Jonathan Hall, Legal & Regulatory Executive at AILO, highlights a current European regulatory development that has significant implications for unit-linked product providers and advisers.

The design and distribution of financial service products have been a focus for the EU Commission for many years.  Following lengthy consultation, the Commission has recently published proposals in its Retail Investment Package to harmonise and strengthen the regulations for retail investors.  The Commission’s aims are laudable: “to ensure that retail investors receive the same treatment and protection regardless of which investments products, marketing and distribution channels they choose.”  In this context the Commission has paid particular attention to Investment-based Insurance Products “IBIPs”, the product structure most closely associated with unit-linked providers and those who distribute them, including those operating on a cross-border basis, and have added further protections

The Commission also aims to increase retail participation in financial securities (shares, bonds, mutual funds and derivatives).  The current level of participation is only 17%, which is below other markets.  Following a number of years of a low interest environment the Commission recognise that investors will need to invest in such financial securities if they are to generate sufficient income for their retirement. It is more important than ever to ensure novice investors are protected.

Unfortunately, whilst the aims are incontrovertible, the methods are likely to cause significant problems for the manufacturers and distributors of IBIPs. Here are a few examples.

The Commission proposes that the promoters of multi-option products (“MOPs”) – those which can link to a wide range of underlying funds – must provide a Key Information Document (“KIDs”) which is more fund specific than is currently the case. Greater and more detail will be required on the overall costs, the environmental sustainability and the risks of each fund. How the provider of the MOP or the adviser are meant to achieve this is not entirely clear as they won’t necessarily have access to all the required information for the underlying fund.  This is likely to result in potential investors being presented with detailed information on possibly ten to twenty underlying funds, the composition of which may change almost immediately if fund switching takes place the day after the product has been issued.  Since the MOP itself is ESG neutral and carries no investment risk, would it not be better to present the KID at a product level which would allow a true comparison between the product providers?  Under this proposal it seems that the customer has to make two choices – which wrapper to hold the assets in and secondly which underlying funds it will contain.  Would it not be better to treat the two decisions as distinct without the second clouding the first?

A second example of this more prescriptive EU approach is the proposal to clarify the nature of the best interests of a potential customer.

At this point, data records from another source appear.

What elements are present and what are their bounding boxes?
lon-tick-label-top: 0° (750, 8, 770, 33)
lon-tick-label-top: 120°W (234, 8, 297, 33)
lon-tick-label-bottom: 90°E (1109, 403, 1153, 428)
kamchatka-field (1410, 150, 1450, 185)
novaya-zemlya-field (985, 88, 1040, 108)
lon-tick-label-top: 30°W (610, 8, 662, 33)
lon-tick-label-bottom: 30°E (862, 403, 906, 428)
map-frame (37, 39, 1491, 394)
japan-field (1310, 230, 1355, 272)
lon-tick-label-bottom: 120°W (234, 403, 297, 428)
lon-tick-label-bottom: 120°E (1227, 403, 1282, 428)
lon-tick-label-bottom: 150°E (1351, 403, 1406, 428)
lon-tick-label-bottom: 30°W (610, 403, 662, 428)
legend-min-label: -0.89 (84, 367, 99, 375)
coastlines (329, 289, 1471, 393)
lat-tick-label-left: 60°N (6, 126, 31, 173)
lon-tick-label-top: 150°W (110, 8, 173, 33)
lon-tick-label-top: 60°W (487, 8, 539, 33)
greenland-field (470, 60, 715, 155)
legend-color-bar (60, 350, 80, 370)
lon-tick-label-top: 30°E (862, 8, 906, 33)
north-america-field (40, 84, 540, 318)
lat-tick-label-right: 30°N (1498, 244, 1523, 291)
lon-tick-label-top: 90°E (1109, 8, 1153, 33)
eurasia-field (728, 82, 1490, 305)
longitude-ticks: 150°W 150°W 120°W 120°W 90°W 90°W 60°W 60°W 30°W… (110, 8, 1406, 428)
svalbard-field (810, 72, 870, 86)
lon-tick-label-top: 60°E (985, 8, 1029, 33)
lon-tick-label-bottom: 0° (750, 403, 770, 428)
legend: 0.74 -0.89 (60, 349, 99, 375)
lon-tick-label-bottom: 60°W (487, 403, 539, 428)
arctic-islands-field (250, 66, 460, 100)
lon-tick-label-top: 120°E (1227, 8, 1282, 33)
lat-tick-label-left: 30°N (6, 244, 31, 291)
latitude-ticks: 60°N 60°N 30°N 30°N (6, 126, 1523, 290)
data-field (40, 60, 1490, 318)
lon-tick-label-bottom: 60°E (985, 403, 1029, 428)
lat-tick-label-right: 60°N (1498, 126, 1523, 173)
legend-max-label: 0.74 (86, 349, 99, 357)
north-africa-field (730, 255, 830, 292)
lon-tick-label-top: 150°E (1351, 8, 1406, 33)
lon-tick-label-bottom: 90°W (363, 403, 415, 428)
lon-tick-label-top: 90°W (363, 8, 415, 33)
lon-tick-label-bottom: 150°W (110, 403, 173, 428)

Advisers must “recommend the most cost-efficient insurance-based investment product”. Objectively, this appears to be addressing the issues through a very narrow lens. What about customers with complex financial planning needs who are happy to pay for an enhanced advice service?  What about those customers seeking a wider range of underlying funds? What happens to customers who have particular family wealth and succession planning needs and are prepared to pay extra for advice to structure their wealth?   All advisers should surely be at liberty to address the needs and requirements of the customers without such a bias towards cost.

The Commission is also moving towards a ban on “inducements”, including commission payments.  Although it proposes such payments will be tolerated in the short-term any adviser who receives a commission rather than a fee for an IBIP will no longer be able to describe their advice as “independent”.   Will this encourage an adviser recommending a product other than IBIP, where inducements are still allowed?

The Commission plans to revisit the question of inducements in three years’ time.  To help it make an informed decision in the interim it is requiring manufacturers and distributors to submit data on the distribution costs to their respective national regulators.

 Uniquely for IBIPs it is the product manufacturer that is required to provide all of the cost information even though it is unlikely to know the total distribution costs unless it has a tied or direct sales force.

And one final example of how the Commission is making it more difficult for IBIP manufacturers and distributors. The Commission plans to raise the bar for product manufacturers when they approve and review products that appear to go beyond the current requirements of the Insurance Distribution Directive.  It will be necessary to assess the risk of the features, costs and risks of the IBIP to ensure they won’t be misunderstood. Perhaps most the worrying aspect of this is a proposal that the products must be measured against a benchmark, which has yet to be defined, but is to be developed by the European insurance regulator EIOPA. A product manufacturer can depart from the benchmark but must then show the costs and charges are “justified and proportionate”.  How many companies will be prepared to take the risk of a local regulator ruling several years after launch that the costs cannot be justified?   The introduction of such a benchmark is likely to lead to products clustering within a narrow range around the benchmark, potentially stifling true innovation and competition.  On the face of it, this proposal appears unlikely to advance the Commission’s stated aim of encouraging greater retail investment in the capital markets.

In summary whilst the motives and aims of the Commission are to be supported its suggested methods, whether by design or as an unintended consequence, are likely to make compliance with the regulations more onerous and more costly for IBIP manufacturers and distributors, potentially reducing their attraction, and consumer choice in the process.